How can I change the port which Apache operates on? My ISP blocks the default port 80, so nobody can connect to it. But when I go to my DynDNS address on any of my home LAN computers, the page loads perfectly on Macs and PCs alike. Any advice? I guess I'm sorta a newbie when it comes to the nitty gritty of OS X.

Thanks,
Scott


----------



## Soulwar (Dec 30, 2007)

Go to system preferences-sharing-firewall; there you can edit and add new ports for your firewall.


----------



## utn (Dec 30, 2007)

My firewall is off, and my ISP is blocking port 80 anyway, I need to change the port which Apache receives incoming requests on.


----------



## Soulwar (Dec 30, 2007)

Try these 2 links and see if that's what you need.
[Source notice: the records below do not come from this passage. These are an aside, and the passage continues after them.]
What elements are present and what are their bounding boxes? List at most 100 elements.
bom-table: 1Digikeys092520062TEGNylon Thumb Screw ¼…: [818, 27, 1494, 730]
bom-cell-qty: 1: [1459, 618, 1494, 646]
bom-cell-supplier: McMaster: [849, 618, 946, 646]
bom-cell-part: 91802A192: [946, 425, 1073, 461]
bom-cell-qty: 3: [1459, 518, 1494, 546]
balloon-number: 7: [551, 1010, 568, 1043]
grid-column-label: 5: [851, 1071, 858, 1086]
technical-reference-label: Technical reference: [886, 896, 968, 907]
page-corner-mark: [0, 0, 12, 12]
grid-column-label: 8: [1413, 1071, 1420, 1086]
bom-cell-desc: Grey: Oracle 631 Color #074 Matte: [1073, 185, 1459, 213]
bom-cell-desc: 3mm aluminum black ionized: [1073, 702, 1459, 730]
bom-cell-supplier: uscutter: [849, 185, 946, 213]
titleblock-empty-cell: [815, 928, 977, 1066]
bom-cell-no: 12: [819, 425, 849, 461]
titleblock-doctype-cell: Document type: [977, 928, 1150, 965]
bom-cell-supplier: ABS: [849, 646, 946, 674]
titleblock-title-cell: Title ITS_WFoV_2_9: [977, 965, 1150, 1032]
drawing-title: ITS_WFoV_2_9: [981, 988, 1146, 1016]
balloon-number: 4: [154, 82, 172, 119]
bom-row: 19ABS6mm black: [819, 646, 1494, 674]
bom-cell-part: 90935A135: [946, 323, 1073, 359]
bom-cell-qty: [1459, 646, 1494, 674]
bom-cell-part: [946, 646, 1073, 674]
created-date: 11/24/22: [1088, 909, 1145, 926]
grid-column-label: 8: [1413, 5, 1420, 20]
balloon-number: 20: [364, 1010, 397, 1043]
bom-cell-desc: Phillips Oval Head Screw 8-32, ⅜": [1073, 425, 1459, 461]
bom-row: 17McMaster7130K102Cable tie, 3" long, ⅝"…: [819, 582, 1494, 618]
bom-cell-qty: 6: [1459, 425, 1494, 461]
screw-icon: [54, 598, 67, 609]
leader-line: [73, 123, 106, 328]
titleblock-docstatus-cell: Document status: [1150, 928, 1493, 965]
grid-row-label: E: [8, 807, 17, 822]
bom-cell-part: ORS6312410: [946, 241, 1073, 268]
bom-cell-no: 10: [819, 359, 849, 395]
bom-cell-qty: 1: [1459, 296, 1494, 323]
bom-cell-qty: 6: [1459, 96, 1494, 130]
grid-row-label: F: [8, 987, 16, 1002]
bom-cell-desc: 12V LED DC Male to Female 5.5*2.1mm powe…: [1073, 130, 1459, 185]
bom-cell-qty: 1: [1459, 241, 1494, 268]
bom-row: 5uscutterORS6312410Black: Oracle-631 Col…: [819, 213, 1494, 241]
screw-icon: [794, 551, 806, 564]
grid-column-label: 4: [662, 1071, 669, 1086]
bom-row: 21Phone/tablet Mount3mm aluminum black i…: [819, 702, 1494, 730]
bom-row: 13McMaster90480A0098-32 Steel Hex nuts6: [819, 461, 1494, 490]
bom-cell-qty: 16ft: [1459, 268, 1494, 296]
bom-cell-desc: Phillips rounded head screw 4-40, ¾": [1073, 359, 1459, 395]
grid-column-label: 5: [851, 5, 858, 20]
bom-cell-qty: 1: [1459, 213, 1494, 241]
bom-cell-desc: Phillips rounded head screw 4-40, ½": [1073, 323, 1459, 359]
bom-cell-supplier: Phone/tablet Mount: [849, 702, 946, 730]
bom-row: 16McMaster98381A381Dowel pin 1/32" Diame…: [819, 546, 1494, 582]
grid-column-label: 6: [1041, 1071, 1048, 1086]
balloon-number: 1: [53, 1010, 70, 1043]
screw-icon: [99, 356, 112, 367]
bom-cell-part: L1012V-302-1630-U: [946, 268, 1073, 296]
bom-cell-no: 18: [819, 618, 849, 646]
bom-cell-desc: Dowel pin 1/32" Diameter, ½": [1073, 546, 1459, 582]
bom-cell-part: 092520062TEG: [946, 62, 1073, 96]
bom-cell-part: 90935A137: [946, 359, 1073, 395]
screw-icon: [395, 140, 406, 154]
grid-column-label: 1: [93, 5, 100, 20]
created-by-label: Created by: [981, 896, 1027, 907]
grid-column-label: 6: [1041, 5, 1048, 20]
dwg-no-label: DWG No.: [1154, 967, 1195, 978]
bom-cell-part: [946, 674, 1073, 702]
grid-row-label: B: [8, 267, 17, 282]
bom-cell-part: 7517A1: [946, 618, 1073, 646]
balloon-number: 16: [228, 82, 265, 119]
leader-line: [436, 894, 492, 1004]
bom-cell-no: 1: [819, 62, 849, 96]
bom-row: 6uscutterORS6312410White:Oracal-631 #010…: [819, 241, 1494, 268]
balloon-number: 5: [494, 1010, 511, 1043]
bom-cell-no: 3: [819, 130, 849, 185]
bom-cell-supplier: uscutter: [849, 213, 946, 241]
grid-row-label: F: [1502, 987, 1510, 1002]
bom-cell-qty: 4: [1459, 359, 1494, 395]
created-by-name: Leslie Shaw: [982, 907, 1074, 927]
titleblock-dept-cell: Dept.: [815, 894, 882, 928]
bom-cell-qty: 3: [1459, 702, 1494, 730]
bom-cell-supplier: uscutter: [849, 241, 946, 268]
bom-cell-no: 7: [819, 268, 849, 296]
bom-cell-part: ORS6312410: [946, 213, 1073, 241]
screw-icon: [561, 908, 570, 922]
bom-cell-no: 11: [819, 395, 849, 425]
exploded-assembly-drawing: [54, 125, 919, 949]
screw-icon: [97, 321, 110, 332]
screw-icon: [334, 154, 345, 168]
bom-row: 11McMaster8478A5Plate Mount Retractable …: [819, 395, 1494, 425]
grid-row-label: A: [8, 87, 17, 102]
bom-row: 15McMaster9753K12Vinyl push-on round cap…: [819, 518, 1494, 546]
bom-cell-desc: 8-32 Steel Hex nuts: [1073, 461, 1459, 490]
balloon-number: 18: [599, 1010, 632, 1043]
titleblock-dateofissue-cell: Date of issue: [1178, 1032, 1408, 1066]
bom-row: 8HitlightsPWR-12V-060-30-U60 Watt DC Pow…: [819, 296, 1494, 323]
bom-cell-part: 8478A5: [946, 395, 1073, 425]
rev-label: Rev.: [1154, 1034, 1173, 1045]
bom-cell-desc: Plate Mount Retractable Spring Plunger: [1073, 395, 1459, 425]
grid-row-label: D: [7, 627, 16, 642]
http://httpd.apache.org/docs/1.3/mod/core.html#port

http://httpd.apache.org/docs/1.3/mod/core.html


----------



## ElDiabloConCaca (Dec 30, 2007)

If I remember correctly, you can edit the file httpd.conf located here:

/private/etc/apache2/httpd.conf

...and look for the line "Listen 80".  Change it to "Listen 8080" (for port 8080) or whatever port you want.  Restart the webserver (possibly even restart the computer) and it should work fine.  The only caveat is that people from the outside will have to connect to your website via "http://www.mysite.com:8080" instead of just "http://www.mysite.com".


----------



## Soulwar (Dec 30, 2007)

This link should be everything you need.

http://httpd.apache.org/docs/1.3/mod/core.html


----------



## utn (Dec 31, 2007)

Thanks, I finally got it to work. I changed the port address in both /etc/apache2/httpd.conf and /etc/httpd/httpd.conf (just to be safe) and also the listen IP address to my internal IP then restarted my computer. I then adjusted my DynDNS account to connect to the new port and it works perfectly. Thanks for the help, I hope someone else finds this useful too. Cheers!


----------